A campaigning group has blasted the NHS newborn baby screenings as “not good enough” in a new report.
While babies born in the UK are screened for just nine conditions, while those born in Europe are screened for 20 and newborns in the US for more than 50, said Genetic Alliance UK, a charity focused on helping people living with genetic conditions.
The current screenings could be expanded without significant financial cost, it found in its report.
Currently, the (non-obligatory) screening programme tests a baby’s blood for certain genetic conditions and rare illnesses.
This typically happens within the first week of life, around five days after the baby is born, the NHS website explains.
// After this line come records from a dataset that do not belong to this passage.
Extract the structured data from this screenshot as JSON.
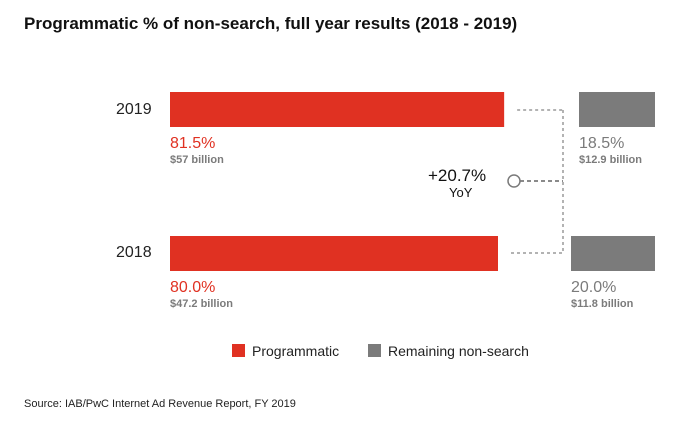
{
  "chart_data": {
    "type": "bar",
    "title": "Programmatic % of non-search, full year results (2018 - 2019)",
    "categories": [
      "2019",
      "2018"
    ],
    "series": [
      {
        "name": "Programmatic",
        "color": "#e03122",
        "values": [
          81.5,
          80.0
        ],
        "labels": [
          "81.5%",
          "80.0%"
        ],
        "amounts": [
          "$57 billion",
          "$47.2 billion"
        ]
      },
      {
        "name": "Remaining non-search",
        "color": "#7b7b7b",
        "values": [
          18.5,
          20.0
        ],
        "labels": [
          "18.5%",
          "20.0%"
        ],
        "amounts": [
          "$12.9 billion",
          "$11.8 billion"
        ]
      }
    ],
    "annotation": {
      "value": "+20.7%",
      "label": "YoY"
    },
    "source": "Source: IAB/PwC Internet Ad Revenue Report, FY 2019",
    "legend_position": "bottom"
  }
}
A midwife will collect the sample by pricking your baby’s heel and squeezing out a few drops of blood onto a blood spot card, which is then sent off for testing.
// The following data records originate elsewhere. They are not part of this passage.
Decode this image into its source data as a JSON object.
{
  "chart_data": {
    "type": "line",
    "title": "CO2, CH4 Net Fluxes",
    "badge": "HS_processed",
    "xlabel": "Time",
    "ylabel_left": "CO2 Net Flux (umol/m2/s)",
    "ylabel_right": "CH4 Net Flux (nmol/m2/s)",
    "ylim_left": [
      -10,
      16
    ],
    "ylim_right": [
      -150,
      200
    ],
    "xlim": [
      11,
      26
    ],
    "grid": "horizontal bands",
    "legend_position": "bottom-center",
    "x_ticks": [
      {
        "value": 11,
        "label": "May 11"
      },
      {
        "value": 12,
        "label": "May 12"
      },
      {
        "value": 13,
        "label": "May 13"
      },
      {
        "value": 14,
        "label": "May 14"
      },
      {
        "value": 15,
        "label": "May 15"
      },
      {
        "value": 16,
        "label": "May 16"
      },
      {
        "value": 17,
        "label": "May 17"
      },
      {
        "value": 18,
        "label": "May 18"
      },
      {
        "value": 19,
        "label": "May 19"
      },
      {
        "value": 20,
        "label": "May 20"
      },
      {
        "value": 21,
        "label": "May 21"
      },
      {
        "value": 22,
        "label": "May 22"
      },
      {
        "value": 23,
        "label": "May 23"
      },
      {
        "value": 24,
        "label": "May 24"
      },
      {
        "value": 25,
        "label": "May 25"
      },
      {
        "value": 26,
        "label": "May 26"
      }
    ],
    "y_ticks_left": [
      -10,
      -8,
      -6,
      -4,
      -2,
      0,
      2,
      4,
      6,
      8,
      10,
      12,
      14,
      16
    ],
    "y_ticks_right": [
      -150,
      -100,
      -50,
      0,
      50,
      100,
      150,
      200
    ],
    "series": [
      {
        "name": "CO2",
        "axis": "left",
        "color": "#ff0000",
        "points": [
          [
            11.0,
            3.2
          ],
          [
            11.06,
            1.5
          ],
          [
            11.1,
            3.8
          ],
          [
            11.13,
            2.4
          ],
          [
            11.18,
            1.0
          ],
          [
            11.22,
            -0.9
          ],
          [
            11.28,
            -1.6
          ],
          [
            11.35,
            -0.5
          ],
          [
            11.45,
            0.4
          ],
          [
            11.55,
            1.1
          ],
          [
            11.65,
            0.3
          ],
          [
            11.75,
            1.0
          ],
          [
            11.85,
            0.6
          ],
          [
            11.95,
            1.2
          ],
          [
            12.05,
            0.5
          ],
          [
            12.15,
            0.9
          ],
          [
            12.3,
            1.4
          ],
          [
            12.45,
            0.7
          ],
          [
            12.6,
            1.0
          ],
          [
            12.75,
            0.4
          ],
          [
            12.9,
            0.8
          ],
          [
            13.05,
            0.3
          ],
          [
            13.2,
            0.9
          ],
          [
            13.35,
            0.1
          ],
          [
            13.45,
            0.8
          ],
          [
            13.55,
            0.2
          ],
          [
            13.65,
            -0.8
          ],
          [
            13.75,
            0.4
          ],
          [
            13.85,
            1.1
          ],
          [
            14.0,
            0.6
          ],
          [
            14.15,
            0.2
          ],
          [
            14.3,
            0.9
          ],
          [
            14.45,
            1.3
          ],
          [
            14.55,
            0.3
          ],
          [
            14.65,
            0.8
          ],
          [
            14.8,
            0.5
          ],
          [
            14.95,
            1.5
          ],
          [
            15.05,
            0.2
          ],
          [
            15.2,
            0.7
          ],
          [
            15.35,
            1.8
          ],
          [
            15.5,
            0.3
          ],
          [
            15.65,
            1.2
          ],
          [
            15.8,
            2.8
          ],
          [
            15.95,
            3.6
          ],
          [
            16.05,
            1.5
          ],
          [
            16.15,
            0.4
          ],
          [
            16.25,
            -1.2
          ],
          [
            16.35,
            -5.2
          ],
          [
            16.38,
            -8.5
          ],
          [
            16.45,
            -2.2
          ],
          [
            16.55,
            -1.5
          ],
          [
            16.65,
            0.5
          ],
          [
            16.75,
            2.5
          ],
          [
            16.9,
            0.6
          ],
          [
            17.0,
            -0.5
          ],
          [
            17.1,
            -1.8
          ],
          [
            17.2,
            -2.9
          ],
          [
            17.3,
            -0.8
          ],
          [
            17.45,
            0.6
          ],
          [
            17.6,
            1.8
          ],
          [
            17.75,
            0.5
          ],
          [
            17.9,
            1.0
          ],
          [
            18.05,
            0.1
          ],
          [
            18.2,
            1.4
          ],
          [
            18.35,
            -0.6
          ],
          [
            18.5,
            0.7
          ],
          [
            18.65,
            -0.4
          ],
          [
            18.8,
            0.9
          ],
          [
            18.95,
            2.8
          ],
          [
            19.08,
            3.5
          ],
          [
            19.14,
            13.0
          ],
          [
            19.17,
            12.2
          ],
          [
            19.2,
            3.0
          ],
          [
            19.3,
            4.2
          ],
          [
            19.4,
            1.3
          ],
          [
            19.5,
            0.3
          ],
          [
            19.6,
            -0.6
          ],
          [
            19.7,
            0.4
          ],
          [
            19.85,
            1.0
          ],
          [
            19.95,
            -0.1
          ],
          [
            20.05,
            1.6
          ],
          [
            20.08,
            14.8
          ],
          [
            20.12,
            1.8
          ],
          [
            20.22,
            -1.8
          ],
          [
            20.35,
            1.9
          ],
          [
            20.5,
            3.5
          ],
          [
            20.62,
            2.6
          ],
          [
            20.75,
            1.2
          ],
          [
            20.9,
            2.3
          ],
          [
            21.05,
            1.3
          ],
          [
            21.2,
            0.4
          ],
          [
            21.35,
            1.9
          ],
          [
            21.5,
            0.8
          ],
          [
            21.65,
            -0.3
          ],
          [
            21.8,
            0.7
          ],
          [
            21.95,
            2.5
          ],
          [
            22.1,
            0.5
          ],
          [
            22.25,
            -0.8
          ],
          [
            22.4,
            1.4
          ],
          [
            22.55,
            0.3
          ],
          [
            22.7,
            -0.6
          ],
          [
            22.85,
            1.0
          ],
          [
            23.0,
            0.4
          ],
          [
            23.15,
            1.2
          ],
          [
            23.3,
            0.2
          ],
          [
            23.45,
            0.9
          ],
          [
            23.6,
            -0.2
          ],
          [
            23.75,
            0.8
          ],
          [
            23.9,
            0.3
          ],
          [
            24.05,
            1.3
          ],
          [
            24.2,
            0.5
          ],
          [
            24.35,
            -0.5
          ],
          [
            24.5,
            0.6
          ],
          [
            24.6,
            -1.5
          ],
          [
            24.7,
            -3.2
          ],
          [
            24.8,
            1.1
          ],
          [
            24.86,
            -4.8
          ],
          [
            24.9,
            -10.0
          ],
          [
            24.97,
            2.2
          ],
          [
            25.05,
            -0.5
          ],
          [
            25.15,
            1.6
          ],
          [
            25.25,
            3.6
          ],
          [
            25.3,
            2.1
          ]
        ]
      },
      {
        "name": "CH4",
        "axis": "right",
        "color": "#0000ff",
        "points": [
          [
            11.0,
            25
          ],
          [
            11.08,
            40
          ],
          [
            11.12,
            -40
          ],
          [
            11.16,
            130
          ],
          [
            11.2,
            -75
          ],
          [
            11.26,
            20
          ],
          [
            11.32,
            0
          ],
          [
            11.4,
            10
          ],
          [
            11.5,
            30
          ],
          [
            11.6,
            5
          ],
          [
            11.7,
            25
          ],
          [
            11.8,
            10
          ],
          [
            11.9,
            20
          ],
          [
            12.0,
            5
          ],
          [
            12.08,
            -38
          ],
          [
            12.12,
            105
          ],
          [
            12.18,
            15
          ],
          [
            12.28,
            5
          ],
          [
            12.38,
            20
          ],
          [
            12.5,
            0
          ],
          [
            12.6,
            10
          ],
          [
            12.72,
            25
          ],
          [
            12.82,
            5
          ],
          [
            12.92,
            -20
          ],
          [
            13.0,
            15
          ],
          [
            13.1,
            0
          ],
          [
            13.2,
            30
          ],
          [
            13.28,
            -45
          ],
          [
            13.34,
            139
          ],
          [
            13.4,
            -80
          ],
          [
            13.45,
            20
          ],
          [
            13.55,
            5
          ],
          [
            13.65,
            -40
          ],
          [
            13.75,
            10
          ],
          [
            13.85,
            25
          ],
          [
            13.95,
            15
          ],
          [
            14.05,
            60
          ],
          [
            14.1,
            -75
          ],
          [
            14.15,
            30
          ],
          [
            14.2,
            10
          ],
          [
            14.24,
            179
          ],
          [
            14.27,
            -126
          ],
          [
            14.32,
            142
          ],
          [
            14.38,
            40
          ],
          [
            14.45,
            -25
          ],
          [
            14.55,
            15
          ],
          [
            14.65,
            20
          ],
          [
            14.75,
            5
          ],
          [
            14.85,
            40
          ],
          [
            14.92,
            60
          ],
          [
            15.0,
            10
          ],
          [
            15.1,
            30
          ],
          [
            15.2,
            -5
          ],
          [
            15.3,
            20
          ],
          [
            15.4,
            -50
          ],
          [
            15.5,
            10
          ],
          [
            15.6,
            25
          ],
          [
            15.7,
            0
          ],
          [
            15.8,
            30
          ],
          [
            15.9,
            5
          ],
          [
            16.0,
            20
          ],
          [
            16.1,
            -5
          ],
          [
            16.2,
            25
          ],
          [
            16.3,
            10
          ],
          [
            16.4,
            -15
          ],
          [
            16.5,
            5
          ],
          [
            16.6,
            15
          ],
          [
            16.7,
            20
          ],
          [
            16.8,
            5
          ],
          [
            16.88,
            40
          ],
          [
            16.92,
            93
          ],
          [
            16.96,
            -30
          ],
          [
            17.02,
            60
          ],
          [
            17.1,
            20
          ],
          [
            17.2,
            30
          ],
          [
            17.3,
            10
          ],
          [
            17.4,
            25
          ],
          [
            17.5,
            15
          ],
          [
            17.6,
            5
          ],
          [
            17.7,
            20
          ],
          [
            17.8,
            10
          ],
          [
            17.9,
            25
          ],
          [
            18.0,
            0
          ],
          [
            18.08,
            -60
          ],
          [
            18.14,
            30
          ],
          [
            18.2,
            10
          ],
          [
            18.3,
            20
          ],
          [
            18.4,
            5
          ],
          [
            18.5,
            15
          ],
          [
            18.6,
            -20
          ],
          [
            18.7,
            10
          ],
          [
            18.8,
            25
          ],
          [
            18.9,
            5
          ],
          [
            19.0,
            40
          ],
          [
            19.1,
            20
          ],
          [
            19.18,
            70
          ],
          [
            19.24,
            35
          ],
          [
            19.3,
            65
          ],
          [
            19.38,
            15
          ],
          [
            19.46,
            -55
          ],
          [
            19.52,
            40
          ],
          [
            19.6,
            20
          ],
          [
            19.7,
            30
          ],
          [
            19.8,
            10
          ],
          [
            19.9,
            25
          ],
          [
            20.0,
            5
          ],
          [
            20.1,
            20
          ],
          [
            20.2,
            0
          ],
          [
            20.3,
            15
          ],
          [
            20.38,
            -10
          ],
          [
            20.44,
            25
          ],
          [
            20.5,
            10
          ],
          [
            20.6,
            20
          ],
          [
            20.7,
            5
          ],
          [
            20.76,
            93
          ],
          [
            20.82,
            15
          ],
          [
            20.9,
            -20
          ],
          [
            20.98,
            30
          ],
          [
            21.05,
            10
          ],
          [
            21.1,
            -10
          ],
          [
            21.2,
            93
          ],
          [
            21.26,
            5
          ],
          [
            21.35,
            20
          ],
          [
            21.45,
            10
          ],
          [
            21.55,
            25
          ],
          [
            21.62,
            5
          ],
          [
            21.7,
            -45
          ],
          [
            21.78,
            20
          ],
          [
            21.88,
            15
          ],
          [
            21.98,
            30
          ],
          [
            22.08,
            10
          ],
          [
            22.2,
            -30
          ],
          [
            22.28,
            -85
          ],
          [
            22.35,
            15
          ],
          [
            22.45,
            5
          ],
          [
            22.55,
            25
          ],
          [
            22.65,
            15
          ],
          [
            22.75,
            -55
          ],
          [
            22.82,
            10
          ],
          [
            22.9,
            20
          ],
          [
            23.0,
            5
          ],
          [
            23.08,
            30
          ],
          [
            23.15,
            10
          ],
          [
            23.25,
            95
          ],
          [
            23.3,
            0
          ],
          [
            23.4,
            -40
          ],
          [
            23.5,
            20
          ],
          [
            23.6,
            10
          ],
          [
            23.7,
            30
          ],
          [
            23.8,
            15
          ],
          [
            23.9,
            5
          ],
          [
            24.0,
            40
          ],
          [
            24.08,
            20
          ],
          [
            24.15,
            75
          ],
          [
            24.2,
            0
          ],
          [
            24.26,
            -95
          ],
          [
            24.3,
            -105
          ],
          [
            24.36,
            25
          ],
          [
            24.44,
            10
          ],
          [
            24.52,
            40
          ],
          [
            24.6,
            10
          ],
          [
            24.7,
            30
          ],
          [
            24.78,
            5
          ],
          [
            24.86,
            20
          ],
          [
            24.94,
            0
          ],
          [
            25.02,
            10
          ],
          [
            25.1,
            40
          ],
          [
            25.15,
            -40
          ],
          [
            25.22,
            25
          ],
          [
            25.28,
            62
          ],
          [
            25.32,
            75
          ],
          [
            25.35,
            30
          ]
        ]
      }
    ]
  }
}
The conditions tested for – sickle cell disease, cystic fibrosis, congenital hypothyroidism, phenylketonuria, medium-chain acyl-CoA dehydrogenase deficiency, maple syrup urine disease, isovaleric acidaemia, glutaric aciduria type 1 and homocystinuria – are all rare but serious. The vast majority of children test negative for all of them.
There are other, rarer, serious conditions that can be screened for but currently aren’t – the US National Institute of Health has a list of 34 ‘core’ and 26 ‘secondary’ conditions, for instance.
The UK National Screening Committee is the body in charge of recommending new screenings, weighing the risks and benefits of any new ones. The risks include getting misleading results back – thereby causing stress and anxiety to families involved.
Professor Anne Mackie, director of screening at Public Health England, told the BBC: “Every September the committee makes a call for new conditions to be considered for screening and this year they’ve received a number of proposals to consider new diseases as part of the newborn blood spot screening programme. The committee will make its recommendations by the autumn.”
But Jayne Spink, chief executive of Genetic Alliance UK, said: “The pace of adoption of new blood spot screening programmes in the UK has become so slow that we have been left behind by the majority of other high-income countries. It is painful to think of the unnecessarily long diagnostic pathways that some families in the UK must endure, and worse to think of the missed opportunities – including treatment.”
She continued: “We have to ensure newborn screening keeps pace with diagnosis in later life and we must embrace the potential of both our current technology and that of genomics.”